This Ceanothus (it may be 'Cambridge Blue') is flowering well in the Friary garden and once it's over we'll trim it back fairly hard to keep its tight dome shape.
It gives a nice splash of colour and we are trying to think what else we can put in to liven up the bed - it's the first thing visitors see when they drive in. We've introduced some yellow with the Phlomis Fruticosa and we're thinking of planting bulbs and tulips to provide early season colour. But what about summer?

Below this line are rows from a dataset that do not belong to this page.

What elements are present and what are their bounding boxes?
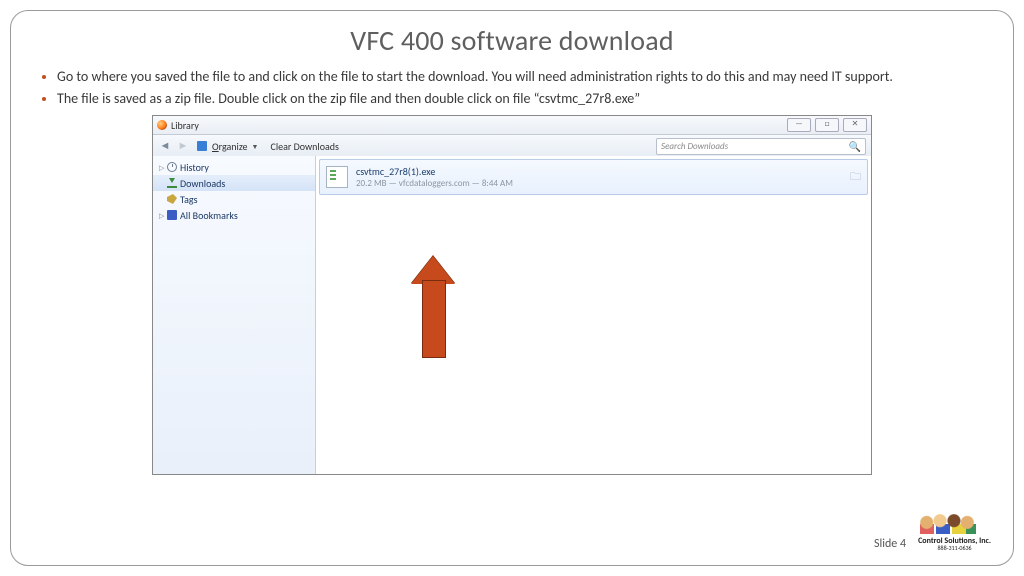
tags-icon <box>167 194 177 204</box>
organize-menu[interactable]: Organize <box>212 140 248 153</box>
close-button[interactable]: ✕ <box>843 118 867 132</box>
downloads-icon <box>167 178 177 188</box>
open-folder-icon[interactable]: 🗀 <box>850 168 861 187</box>
download-info: csvtmc_27r8(1).exe 20.2 MB — vfcdatalogg… <box>356 165 513 189</box>
sidebar-item-history[interactable]: ▷ History <box>153 159 315 175</box>
search-icon: 🔍 <box>849 140 861 153</box>
window-buttons-group: — □ ✕ <box>787 118 867 132</box>
back-button[interactable]: ◄ <box>158 139 172 153</box>
download-row[interactable]: csvtmc_27r8(1).exe 20.2 MB — vfcdatalogg… <box>319 159 868 195</box>
bookmarks-icon <box>167 210 177 220</box>
slide-number: Slide 4 <box>874 537 906 551</box>
sidebar-label-downloads: Downloads <box>180 177 225 190</box>
sidebar-label-history: History <box>180 161 209 174</box>
expand-icon: ▷ <box>159 163 167 172</box>
history-icon <box>167 162 177 172</box>
library-title-text: Library <box>171 119 199 132</box>
sidebar-item-bookmarks[interactable]: ▷ All Bookmarks <box>153 207 315 223</box>
search-placeholder: Search Downloads <box>661 141 728 152</box>
forward-button[interactable]: ► <box>176 139 190 153</box>
file-thumbnail-icon <box>326 166 348 188</box>
clear-downloads-button[interactable]: Clear Downloads <box>270 140 338 153</box>
library-toolbar: ◄ ► Organize ▼ Clear Downloads Search Do… <box>153 135 871 158</box>
download-filename: csvtmc_27r8(1).exe <box>356 165 513 178</box>
slide-footer: Slide 4 Control Solutions, Inc. 888-311-… <box>874 502 991 551</box>
library-titlebar: Library — □ ✕ <box>153 116 871 135</box>
sidebar-label-bookmarks: All Bookmarks <box>180 209 238 222</box>
bullet-list: Go to where you saved the file to and cl… <box>41 68 991 107</box>
organize-dropdown-icon[interactable]: ▼ <box>252 142 259 151</box>
bullet-1: Go to where you saved the file to and cl… <box>57 68 991 86</box>
library-body: ▷ History Downloads Tags ▷ All <box>153 156 871 474</box>
sidebar-item-downloads[interactable]: Downloads <box>153 175 315 191</box>
slide-title: VFC 400 software download <box>33 23 991 58</box>
library-sidebar: ▷ History Downloads Tags ▷ All <box>153 156 316 474</box>
sidebar-item-tags[interactable]: Tags <box>153 191 315 207</box>
logo-graphic <box>918 502 976 536</box>
company-logo: Control Solutions, Inc. 888-311-0636 <box>918 502 991 551</box>
search-input[interactable]: Search Downloads 🔍 <box>656 138 866 155</box>
library-window: Library — □ ✕ ◄ ► Organize ▼ Clear Downl… <box>152 115 872 475</box>
organize-icon <box>197 141 207 151</box>
minimize-button[interactable]: — <box>787 118 811 132</box>
downloads-list: csvtmc_27r8(1).exe 20.2 MB — vfcdatalogg… <box>316 156 871 474</box>
expand-icon: ▷ <box>159 211 167 220</box>
download-meta: 20.2 MB — vfcdataloggers.com — 8:44 AM <box>356 178 513 189</box>
bullet-2: The file is saved as a zip file. Double … <box>57 90 991 108</box>
sidebar-label-tags: Tags <box>180 193 198 206</box>
maximize-button[interactable]: □ <box>815 118 839 132</box>
slide-frame: VFC 400 software download Go to where yo… <box>10 10 1014 566</box>
firefox-icon <box>157 120 167 130</box>
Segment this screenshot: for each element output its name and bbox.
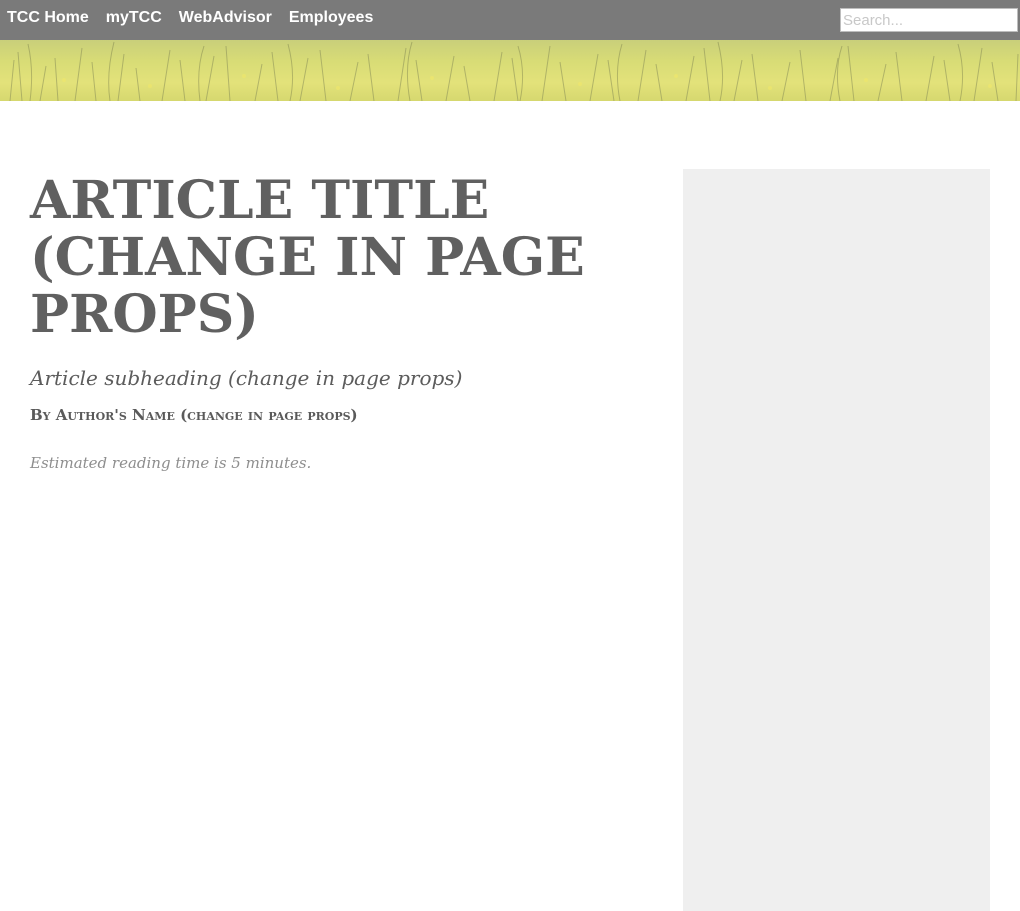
nav-link-employees[interactable]: Employees <box>289 9 373 27</box>
article-main: Article Title (change in page props) Art… <box>30 172 650 473</box>
meadow-grass-image <box>9 41 1019 101</box>
nav-link-mytcc[interactable]: myTCC <box>106 9 162 27</box>
reading-time: Estimated reading time is 5 minutes. <box>30 454 312 472</box>
nav-link-webadvisor[interactable]: WebAdvisor <box>179 9 272 27</box>
header-banner-image <box>0 40 1020 101</box>
article-subheading: Article subheading (change in page props… <box>30 366 463 390</box>
sidebar-panel <box>683 169 990 911</box>
article-byline: By Author's Name (change in page props) <box>30 406 358 424</box>
article-title: Article Title (change in page props) <box>30 170 585 345</box>
nav-link-tcc-home[interactable]: TCC Home <box>7 9 89 27</box>
search-input[interactable] <box>840 8 1018 32</box>
nav-links: TCC Home myTCC WebAdvisor Employees <box>7 9 390 27</box>
top-navigation-bar: TCC Home myTCC WebAdvisor Employees <box>0 0 1020 40</box>
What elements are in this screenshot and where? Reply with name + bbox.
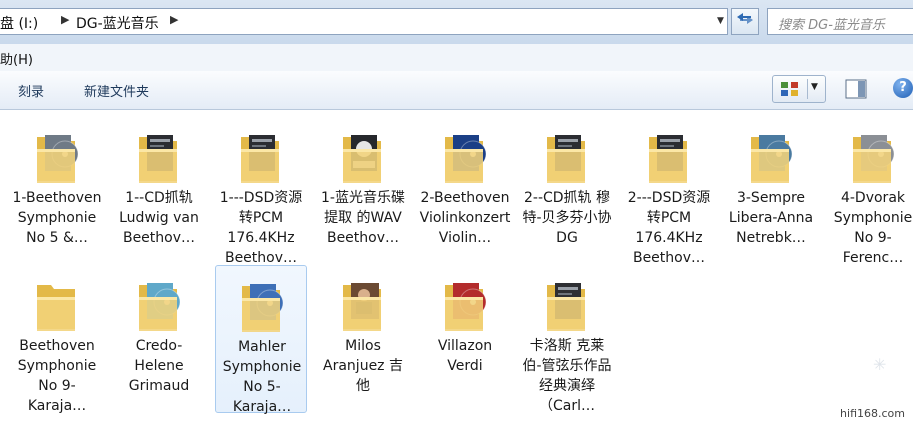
folder-icon: [242, 284, 284, 332]
search-input[interactable]: 搜索 DG-蓝光音乐: [767, 8, 913, 35]
folder-item[interactable]: Villazon Verdi: [419, 265, 511, 413]
search-placeholder: 搜索 DG-蓝光音乐: [778, 18, 885, 33]
folder-label: 2-Beethoven Violinkonzert Violin…: [419, 190, 511, 246]
address-dropdown-icon[interactable]: ▼: [713, 8, 728, 35]
folder-label: Credo-Helene Grimaud: [128, 338, 190, 394]
folder-icon: [241, 135, 279, 183]
folder-icon: [343, 283, 381, 331]
folder-item[interactable]: 2-Beethoven Violinkonzert Violin…: [419, 117, 511, 265]
view-button-divider: [807, 79, 808, 99]
change-view-button[interactable]: ▼: [772, 75, 826, 103]
folder-item[interactable]: 1-蓝光音乐碟提取 的WAV Beethov…: [317, 117, 409, 265]
menu-help[interactable]: 助(H): [0, 49, 33, 68]
folder-item[interactable]: 2---DSD资源转PCM 176.4KHz Beethov…: [623, 117, 715, 266]
folder-item[interactable]: Mahler Symphonie No 5-Karaja…: [215, 265, 307, 415]
folder-label: Beethoven Symphonie No 9-Karaja…: [17, 338, 97, 414]
watermark: hifi168.com: [840, 407, 905, 420]
folder-item[interactable]: 4-Dvorak Symphonie No 9-Ferenc…: [827, 117, 913, 266]
folder-label: Villazon Verdi: [437, 338, 493, 374]
address-bar-area: 盘 (I:) ▶ DG-蓝光音乐 ▶ ▼ 搜索 DG-蓝光音乐: [0, 0, 913, 44]
folder-item[interactable]: 1--CD抓轨 Ludwig van Beethov…: [113, 117, 205, 265]
refresh-button[interactable]: [731, 8, 759, 35]
folder-label: 1-蓝光音乐碟提取 的WAV Beethov…: [321, 190, 405, 246]
folder-label: Mahler Symphonie No 5-Karaja…: [222, 339, 302, 415]
folder-label: 2--CD抓轨 穆特-贝多芬小协 DG: [522, 190, 612, 246]
folder-icon: [139, 283, 181, 331]
folder-label: 4-Dvorak Symphonie No 9-Ferenc…: [833, 190, 913, 266]
breadcrumb-drive[interactable]: 盘 (I:): [0, 13, 38, 33]
folder-item[interactable]: 2--CD抓轨 穆特-贝多芬小协 DG: [521, 117, 613, 265]
folder-item[interactable]: 卡洛斯 克莱伯-管弦乐作品经典演绎（Carl…: [521, 265, 613, 414]
refresh-icon: [737, 13, 753, 24]
breadcrumb-separator-icon[interactable]: ▶: [61, 13, 69, 26]
folder-item[interactable]: 3-Sempre Libera-Anna Netrebk…: [725, 117, 817, 265]
breadcrumb-separator-icon[interactable]: ▶: [170, 13, 178, 26]
preview-pane-icon[interactable]: [845, 79, 867, 99]
folder-label: 1---DSD资源转PCM 176.4KHz Beethov…: [219, 190, 303, 266]
new-folder-button[interactable]: 新建文件夹: [84, 81, 149, 100]
file-list: 1-Beethoven Symphonie No 5 &… 1--CD抓轨 Lud…: [0, 109, 913, 425]
folder-icon: [445, 283, 487, 331]
folder-item[interactable]: 1-Beethoven Symphonie No 5 &…: [11, 117, 103, 265]
folder-icon: [37, 135, 79, 183]
folder-icon: [547, 283, 585, 331]
folder-item[interactable]: Milos Aranjuez 吉他: [317, 265, 409, 413]
view-grid-icon: [781, 82, 798, 96]
folder-label: 3-Sempre Libera-Anna Netrebk…: [728, 190, 814, 246]
address-bar[interactable]: 盘 (I:) ▶ DG-蓝光音乐 ▶: [0, 8, 728, 35]
folder-icon: [343, 135, 381, 183]
folder-icon: [547, 135, 585, 183]
help-icon[interactable]: ?: [893, 78, 913, 98]
folder-item[interactable]: Beethoven Symphonie No 9-Karaja…: [11, 265, 103, 414]
menu-bar: 助(H): [0, 44, 913, 72]
folder-label: 2---DSD资源转PCM 176.4KHz Beethov…: [627, 190, 711, 266]
breadcrumb-folder[interactable]: DG-蓝光音乐: [76, 13, 159, 33]
folder-item[interactable]: 1---DSD资源转PCM 176.4KHz Beethov…: [215, 117, 307, 266]
folder-label: 1-Beethoven Symphonie No 5 &…: [12, 190, 102, 246]
folder-label: Milos Aranjuez 吉他: [323, 338, 403, 394]
folder-icon: [751, 135, 793, 183]
folder-icon: [139, 135, 177, 183]
folder-item[interactable]: Credo-Helene Grimaud: [113, 265, 205, 413]
folder-icon: [853, 135, 895, 183]
folder-label: 1--CD抓轨 Ludwig van Beethov…: [119, 190, 199, 246]
command-bar: 刻录 新建文件夹 ▼ ?: [0, 71, 913, 110]
folder-label: 卡洛斯 克莱伯-管弦乐作品经典演绎（Carl…: [522, 338, 612, 414]
sparkle-decoration: ✳: [873, 355, 887, 374]
folder-icon: [445, 135, 487, 183]
folder-icon: [37, 285, 75, 331]
burn-button[interactable]: 刻录: [18, 81, 44, 100]
folder-icon: [649, 135, 687, 183]
view-dropdown-icon[interactable]: ▼: [811, 82, 818, 92]
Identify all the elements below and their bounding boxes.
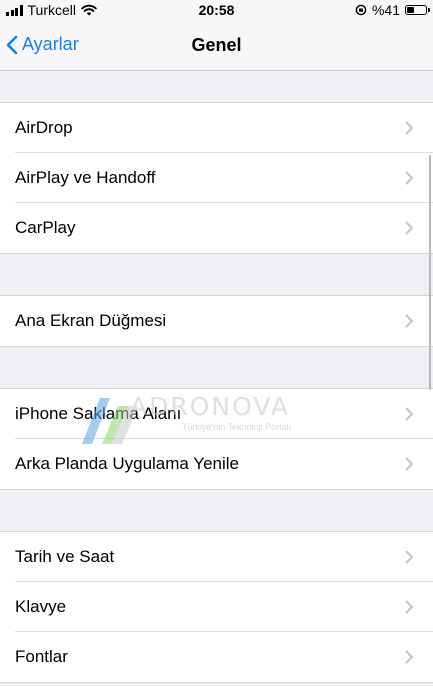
settings-group: Ana Ekran Düğmesi	[0, 295, 433, 347]
chevron-right-icon	[405, 221, 413, 235]
settings-item-label: Fontlar	[15, 647, 68, 666]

Saturday we were busy planting up the border we'd cleared last weekend. In went : Phlomis Fruticosa (four), Phormium 'Gold Sword (one), Euphorbia Wulfenii (six), Euonymus Fortunei 'Sunshine' (two), Berberis Thunbergii Aurea (two), Callistemon Citrinus (one) and Lonicera Nitida 'Baggesens Gold' (two). All was well watered in and then covered with eight 80 litre bags of bark mulch to try retain the moisture.
Coming home to your own bed and your own food are some of the great things about travelling.
After our diet busting weekend in Brussels (I know, we weren't forced but we felt like a couple of lardies) the first thing I did when we got back was to harvest our first salad of the year.
There's Lettuce Tom Thumbgrown in wine boxes . They were planted up on March 14th and covered with a single layer of horticultural fleece which I removed on April 12th just before the hot spell when I knew I'd be away and didn't want them to fry.
The young leaves of perpetual spinach leaves came through the winter (I'll let it run to seed in the summer and try and save some seed). And the chives were a division of an older clump which I split in three and planted up in pots. The red lettuce Lollo Rosso adds a some colour and the flat leaf parsley adds a herby element.
Cutting the heads of both lettuces about a half inch stub above the ground, I'm hoping they'll come back again, producing another crop on a 'cut and come again' basis. I've done it before with Lollo Rosso but I'm wondering will it work with Tom Thumb?
We were in Brussels over the weekend with my niece who is studying there and in between copious amounts of moules, steak frites and Leffe, we took a train (well four as it turned out) across the border into Holland to visit the Keukenhof Gardens near Leiden.
What should have been a two and half hour trip took us six hours thanks to a one day strike on the Belgian rail network. But we got there and enjoyed it hugely.
It's got to be said that the Keukenhof is not a place of understatement but if you want bulb displays this is the place to go to. We had hoped to bicylce by some of the bulb fields in the area around Lisse but because of the delays getting there we could only photograph those neighbouring the gardens.
And here are some of the displays in the Keukenhof itself - not just tulips. Don't go there if you're looking for subtle play of design and delicate colours - this is a Disney of the plant world and enjoyable for that.
To everything there is a season and this time of year it's sowing, planting out and more sowing. The time to reap will come.
So much for my promise to myself of a little and often but at least I've not been digging, much.
Here's what's gone in on the allotment, the garden and the Friary border over last week:
A seedbed row of Kale, Nero di Toscana, Leek, Musselburgh and St Victor, Radish French Breakfast, Cabbage January King, Red Cabbage Marner Lagerrot, Brussels Sprouts Seven Hills and Red Bull, Parsley Italian Flat Leaf and Parsnip Tender & True and Hollow Crown. Celeriac sown in plugs.
More rows of Pea Norli and Alderman direct sown in the ground.
And another 5 metres or so of the Friary south border has been cleared and a second Photinia planted. Getting the right plants for the dry, poor soil conditions will be key and we are raiding Beth Chatto's Gravel Garden and Nicola Ferguson's Right Plant, Right Place (North American readers may know it by its previous title Ferguson's Garden Plant Directory) for ideas.
I thought that I'd finished sowing potatoes until a package arrived from Norway today with four 'Lumper' seed potatoes. Popular around the time of the Irish famine, I'm hoping for high yields and more importantly finding out what it tastes like.
So for this year my heritage/heirloom potato varieties are Forty Fold, Mr Little's Yetholm Gypsy, Edzell Blue and Lumper.